Les évènements presse nécessitent l’exploitation de stagiaires, des heures de préparation, des hurlements pour un désistement de dernière minute, des devis démentiels. Chouchouté.e.s et nourri.e.s à titre gracieux, le tapis rouge se déroule pour ces personnalités qui, la moue aux lèvres, prendront négligemment deux trois photos à la va-vite. Un autre monde. Une autre réalité. Leur quotidien n’est que moments exceptionnels mis bout à bout : le réel charme pour un influenceur.se serait-il de rester chez soi devant Netflix avec une Pasta Box, achetée de sa propre volonté ?
Négocier une création de contenu vous coûtera un bras, un rein et les études de Pierre-Paul-Jacques à venir. Sans sourciller, ces influenceurs.es vous donneront un tarif exorbitant pour le commun des mortels et feront potentiellement un « geste » commercial. 500, 1000 ou 2000 euros sont des prix en soit acceptables pour le monde de l’influence. L’entreprise se gargarisera ensuite de reportings, incluant toutes les retombées et un rapide calcul de la media value. Que penser d’un.e infirmièr.e payé.e 1 828 euros brut mensuel en début de carrière ? Une perfusion est moins rentable financièrement qu’un post Instagram.
Certain.e.s influenceurs.es courent aux likes et aux buzzs. Et tous les moyens sont bons. Notons dans le désordre : mettre le feu à un savon, se faire tirer dessus par sa copine, s’asperger le visage avec un spray au poivre… Evidemment, ces personnes sont suivies par des enfants ou adolescents qui s’empresseront de réitérer l’expérience et de la partager auprès de leur communauté respective. Si ton enfant t’insupporte, ne glisse pas du Tabasco dans son coca : installe-lui Instagram.
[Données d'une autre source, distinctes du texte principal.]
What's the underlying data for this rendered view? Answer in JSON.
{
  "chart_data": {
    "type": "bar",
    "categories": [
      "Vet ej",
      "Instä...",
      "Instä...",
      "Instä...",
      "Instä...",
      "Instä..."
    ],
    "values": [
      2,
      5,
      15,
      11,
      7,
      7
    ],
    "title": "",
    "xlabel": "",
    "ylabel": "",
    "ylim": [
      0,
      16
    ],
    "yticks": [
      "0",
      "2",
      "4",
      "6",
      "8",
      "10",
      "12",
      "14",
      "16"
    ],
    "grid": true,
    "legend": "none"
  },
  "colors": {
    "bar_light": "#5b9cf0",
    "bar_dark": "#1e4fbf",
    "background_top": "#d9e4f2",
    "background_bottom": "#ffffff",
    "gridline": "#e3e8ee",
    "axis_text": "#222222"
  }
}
Le confinement fut l’occasion de prendre conscience que ces personnes, aux rémunérations extravagantes, s’ennuyaient, comme le commun des mortels, prodigieusement. Pas d’évènement presse auquel se rendre. Pas de nouveaux restaurants à découvrir. Pas de code promo à partager car les Français n’ont plus d’argent et la poste fonctionne moins bien. Quatre vidéos de leur home tour commencent à faire beaucoup, même pour la communauté la plus fidèle et assidue. Nous connaissons tous les recoins de ta cuisine, Germaine.
Certain.e.s eurent la décence de partager le travail de certaines associations pendant le confinement. D’autres évoquèrent leur angoisse de ne pas réussir à joindre les deux bouts.
Le glas a-t-il sonné pour la surconsommation valorisée par ces égéries digitales ? Pouvons-nous espérer une réelle création de contenu de qualité et engagée ? Pangolin, je te prie pour.